Reviewer #3 (Public Review):
In this manuscript, the authors investigated the effects of deletion of the ER-plasma membrane/Golgi tethering proteins tricalbins (Tcb1-3) on vacuolar morphology to demonstrate the role of membrane contact sites (MCSs) in regulating vacuolar morphology in Saccharomyces cerevisiae. Their data show that tricalbin deletion causes vacuolar fragmentation possibly in parallel with TORC1 pathway. In addition, their data reveal that levels of various lipids including ceramides, long-chain base (LCB)-1P and phytosphingosine (PHS) are increased in tricalbin-deleted cells. The authors find that exogenously added PHS can induce vacuole fragmentation and by performing analyses of genes involved in sphingolipid metabolism, they conclude that vacuolar fragmentation in tricalbin-deleted cells is due to the accumulated PHS in these cells. Importantly, exogenous PHS- or tricalbin deletion-induced vacuole fragmentation was suppressed by loss of the nucleus vacuole junction (NVJ), suggesting the possibility that PHS transported from the ER to vacuoles via the NVJ triggers vacuole fission.
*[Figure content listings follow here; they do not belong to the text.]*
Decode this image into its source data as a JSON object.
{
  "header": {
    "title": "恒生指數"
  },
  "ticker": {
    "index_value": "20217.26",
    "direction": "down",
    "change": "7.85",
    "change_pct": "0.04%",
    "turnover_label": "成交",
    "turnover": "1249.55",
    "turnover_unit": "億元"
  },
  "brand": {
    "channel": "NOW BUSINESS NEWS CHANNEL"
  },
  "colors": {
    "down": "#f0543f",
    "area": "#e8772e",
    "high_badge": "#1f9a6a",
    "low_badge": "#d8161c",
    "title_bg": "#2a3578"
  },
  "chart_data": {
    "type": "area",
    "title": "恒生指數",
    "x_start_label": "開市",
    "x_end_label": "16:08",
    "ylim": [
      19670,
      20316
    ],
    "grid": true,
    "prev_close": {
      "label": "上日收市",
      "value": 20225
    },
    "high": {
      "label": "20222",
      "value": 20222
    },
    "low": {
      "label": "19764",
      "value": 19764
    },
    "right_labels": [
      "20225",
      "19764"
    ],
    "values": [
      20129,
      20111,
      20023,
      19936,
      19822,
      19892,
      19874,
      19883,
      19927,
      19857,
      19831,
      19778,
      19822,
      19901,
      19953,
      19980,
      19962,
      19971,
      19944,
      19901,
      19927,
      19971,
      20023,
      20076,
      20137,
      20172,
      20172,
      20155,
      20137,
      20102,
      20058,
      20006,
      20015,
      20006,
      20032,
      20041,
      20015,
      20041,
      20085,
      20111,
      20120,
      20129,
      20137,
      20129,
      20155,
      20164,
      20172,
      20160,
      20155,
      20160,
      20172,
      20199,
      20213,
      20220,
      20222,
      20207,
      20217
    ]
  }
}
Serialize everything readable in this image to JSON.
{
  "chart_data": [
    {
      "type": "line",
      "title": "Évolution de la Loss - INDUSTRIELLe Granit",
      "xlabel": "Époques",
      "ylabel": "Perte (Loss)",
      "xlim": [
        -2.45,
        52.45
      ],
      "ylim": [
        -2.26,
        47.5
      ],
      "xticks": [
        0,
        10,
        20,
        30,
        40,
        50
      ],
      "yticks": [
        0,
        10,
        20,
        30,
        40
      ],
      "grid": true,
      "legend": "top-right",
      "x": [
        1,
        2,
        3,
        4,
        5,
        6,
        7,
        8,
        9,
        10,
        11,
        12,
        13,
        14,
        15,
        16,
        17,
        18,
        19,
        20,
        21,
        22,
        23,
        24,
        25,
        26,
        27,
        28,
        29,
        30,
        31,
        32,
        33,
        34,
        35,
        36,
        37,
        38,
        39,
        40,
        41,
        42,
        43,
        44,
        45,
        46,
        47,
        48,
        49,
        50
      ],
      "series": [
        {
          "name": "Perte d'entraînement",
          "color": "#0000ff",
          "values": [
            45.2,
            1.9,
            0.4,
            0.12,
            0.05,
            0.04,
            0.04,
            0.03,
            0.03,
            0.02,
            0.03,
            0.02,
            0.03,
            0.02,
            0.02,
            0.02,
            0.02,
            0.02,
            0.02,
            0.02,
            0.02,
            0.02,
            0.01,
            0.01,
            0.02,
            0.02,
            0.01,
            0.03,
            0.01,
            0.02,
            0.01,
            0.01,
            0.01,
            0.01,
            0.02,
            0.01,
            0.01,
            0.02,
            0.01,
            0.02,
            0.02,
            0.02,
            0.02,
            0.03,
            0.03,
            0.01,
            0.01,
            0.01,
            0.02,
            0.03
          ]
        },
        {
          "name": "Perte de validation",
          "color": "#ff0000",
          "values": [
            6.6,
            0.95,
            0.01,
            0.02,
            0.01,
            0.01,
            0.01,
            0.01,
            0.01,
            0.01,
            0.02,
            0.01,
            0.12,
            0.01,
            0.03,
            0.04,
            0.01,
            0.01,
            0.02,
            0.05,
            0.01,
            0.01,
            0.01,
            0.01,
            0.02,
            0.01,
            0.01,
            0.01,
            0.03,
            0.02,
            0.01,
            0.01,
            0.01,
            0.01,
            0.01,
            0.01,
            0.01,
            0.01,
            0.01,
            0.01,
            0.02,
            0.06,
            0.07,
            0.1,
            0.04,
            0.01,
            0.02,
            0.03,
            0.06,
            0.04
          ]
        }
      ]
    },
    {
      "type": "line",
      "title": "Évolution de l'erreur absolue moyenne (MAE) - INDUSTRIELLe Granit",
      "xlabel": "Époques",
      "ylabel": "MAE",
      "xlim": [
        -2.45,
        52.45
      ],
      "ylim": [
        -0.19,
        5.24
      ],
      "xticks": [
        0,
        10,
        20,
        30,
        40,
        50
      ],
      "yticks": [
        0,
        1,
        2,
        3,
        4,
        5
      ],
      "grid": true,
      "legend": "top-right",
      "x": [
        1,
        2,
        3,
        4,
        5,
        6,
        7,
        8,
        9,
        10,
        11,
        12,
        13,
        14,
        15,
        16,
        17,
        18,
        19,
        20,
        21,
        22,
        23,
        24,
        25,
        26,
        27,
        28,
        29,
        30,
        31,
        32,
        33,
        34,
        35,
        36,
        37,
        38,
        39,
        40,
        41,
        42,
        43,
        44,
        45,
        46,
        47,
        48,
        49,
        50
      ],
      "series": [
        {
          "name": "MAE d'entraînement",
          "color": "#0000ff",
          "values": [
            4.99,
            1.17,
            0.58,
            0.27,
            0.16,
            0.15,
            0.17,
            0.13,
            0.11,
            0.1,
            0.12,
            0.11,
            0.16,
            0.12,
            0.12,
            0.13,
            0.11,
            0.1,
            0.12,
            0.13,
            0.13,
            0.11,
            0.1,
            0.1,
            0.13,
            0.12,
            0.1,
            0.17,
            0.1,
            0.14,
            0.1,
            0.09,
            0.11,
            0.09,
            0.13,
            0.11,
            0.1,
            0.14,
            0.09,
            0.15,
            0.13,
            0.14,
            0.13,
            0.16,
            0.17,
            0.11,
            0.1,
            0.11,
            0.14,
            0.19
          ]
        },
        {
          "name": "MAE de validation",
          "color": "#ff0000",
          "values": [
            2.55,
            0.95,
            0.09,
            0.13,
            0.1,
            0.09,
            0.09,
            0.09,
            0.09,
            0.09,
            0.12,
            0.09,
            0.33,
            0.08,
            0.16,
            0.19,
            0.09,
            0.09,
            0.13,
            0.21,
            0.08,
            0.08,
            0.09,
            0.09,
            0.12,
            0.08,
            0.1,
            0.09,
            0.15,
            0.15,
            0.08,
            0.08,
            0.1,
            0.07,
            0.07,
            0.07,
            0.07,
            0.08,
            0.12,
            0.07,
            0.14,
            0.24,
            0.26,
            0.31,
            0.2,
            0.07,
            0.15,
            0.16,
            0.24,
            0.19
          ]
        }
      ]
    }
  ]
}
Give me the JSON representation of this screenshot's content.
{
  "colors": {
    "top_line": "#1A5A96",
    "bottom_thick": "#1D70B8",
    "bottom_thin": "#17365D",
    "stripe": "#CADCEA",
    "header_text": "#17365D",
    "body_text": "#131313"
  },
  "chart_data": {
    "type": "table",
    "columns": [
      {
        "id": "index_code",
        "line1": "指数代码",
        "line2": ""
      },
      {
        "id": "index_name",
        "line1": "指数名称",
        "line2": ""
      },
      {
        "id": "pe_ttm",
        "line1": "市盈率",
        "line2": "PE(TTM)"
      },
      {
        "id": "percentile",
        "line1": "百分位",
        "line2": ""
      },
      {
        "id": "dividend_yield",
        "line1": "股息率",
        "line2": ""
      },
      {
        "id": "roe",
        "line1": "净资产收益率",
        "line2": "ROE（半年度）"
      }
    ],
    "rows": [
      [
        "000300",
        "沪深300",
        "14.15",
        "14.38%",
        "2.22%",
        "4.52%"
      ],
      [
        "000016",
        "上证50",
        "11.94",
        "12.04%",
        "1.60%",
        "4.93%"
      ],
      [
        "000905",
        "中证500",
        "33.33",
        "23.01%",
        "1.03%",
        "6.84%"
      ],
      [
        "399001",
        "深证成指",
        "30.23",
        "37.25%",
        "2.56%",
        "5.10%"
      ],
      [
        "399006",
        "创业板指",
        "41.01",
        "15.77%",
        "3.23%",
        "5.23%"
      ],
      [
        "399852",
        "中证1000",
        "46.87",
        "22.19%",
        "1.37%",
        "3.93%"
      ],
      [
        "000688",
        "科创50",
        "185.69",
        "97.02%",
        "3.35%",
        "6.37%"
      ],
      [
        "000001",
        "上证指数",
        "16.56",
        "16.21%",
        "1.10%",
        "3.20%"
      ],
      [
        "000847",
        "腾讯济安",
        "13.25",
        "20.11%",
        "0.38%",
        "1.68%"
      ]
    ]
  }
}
This work provides valuable insights into the relationship between MCS-mediated sphingolipid metabolism and vacuole morphology. The conclusions of this paper are mostly supported by their results, but there is concern about physiological roles of tricalbins and PHS in regulating vacuole morphology under known vacuole fission-inducing conditions. That is, in this paper it is not addressed whether the functions of tricalbins and PHS levels are controlled in response to osmotic shock, nutrient status, or ER stress.
There is another weakness in their claim that the transmembrane domain of Tcb3 contributes to the formation of the tricalbin complex which is sufficient for tethering ER to the plasma membrane and the Golgi complex. Their claim is based only on the structural simulation, but not on biochemical experiments such as co-immunoprecipitation and pull-down.